= Vítor Hugo da Silva =

Portuguese roller hockey player and coach

Vítor Hugo Barbosa Carvalho da Silva (born 4 April 1963, in Espinho), known as Vítor Hugo, is a former Portuguese roller hockey player and a current coach. He played as a forward. An outstanding player and a prolific goalscorer, he is usually considered the best Portuguese roller hockey player in succession to António Livramento. He is professionally a physician dentist.

==Playing career==
Vítor Hugo was one of the best FC Porto players, appearing in the first team in 1979/80, aged only 16 years old.

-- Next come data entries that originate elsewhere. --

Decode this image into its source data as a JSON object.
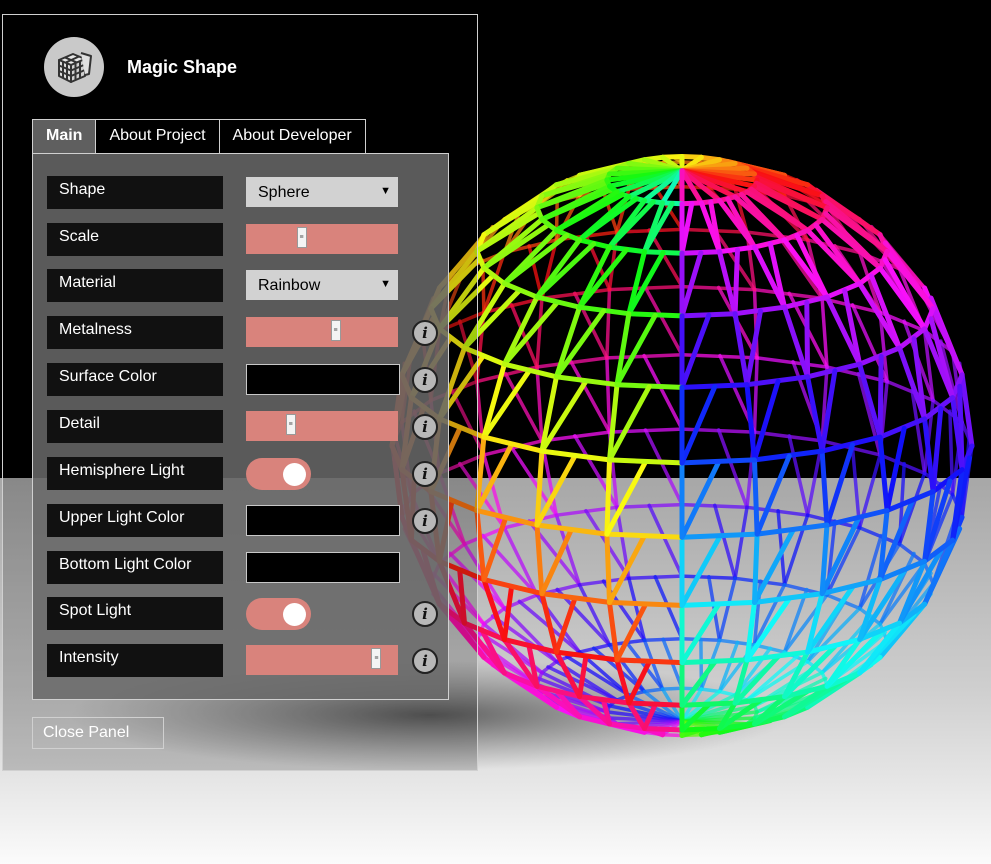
{
  "app": {
    "title": "Magic Shape",
    "logo_icon": "cube-logo-icon"
  },
  "tabs": [
    {
      "label": "Main",
      "active": true
    },
    {
      "label": "About Project",
      "active": false
    },
    {
      "label": "About Developer",
      "active": false
    }
  ],
  "controls": {
    "shape": {
      "label": "Shape",
      "value": "Sphere"
    },
    "scale": {
      "label": "Scale",
      "value": 0.35
    },
    "material": {
      "label": "Material",
      "value": "Rainbow"
    },
    "metalness": {
      "label": "Metalness",
      "value": 0.6
    },
    "surface_color": {
      "label": "Surface Color",
      "color": "#000000"
    },
    "detail": {
      "label": "Detail",
      "value": 0.27
    },
    "hemisphere_light": {
      "label": "Hemisphere Light",
      "on": true
    },
    "upper_light_color": {
      "label": "Upper Light Color",
      "color": "#000000"
    },
    "bottom_light_color": {
      "label": "Bottom Light Color",
      "color": "#000000"
    },
    "spot_light": {
      "label": "Spot Light",
      "on": true
    },
    "intensity": {
      "label": "Intensity",
      "value": 0.9
    }
  },
  "info_icon": "i",
  "close_label": "Close Panel",
  "colors": {
    "slider": "#d9837c",
    "toggle": "#d9837c",
    "panel_border": "#d0d0d0"
  }
}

He would play almost his entire career for FC Porto, winning 8 National Championship titles, in 1982/83, 1983/84, 1984/85, 1985/86, 1986/87, 1988/89, 1989/90 and 1990/91. He played a single season for Hockey Novara, in Italy, in 1987/88, also winning the National Championship. He left competition aged only 29 years old to finish his degree as a physician dentist.

Vítor Hugo was called for the first time for Portugal in 1979, aged 16 years old. He had 122 caps for the National Team, from 1979 to 1992, scoring 195 goals. He won the Rink Hockey European Championship in 1987 and 1992, and the Rink Hockey World Championship in 1991. He was the captain at the disappointing performance of Portugal at the 1992 Summer Olympic Games, where roller hockey was demonstration sport, finishing only in 4th place. He announced he was leaving competition after the tournament.

==Coaching career==
He later would be a coach, helping Académica to reach the 1st division in 1994/95. He also would be in charge of Portugal, winning the 2003 Rink Hockey World Championship. The same year he returned briefly to competition as a player for Académico de Espinho for the season of 2003/04.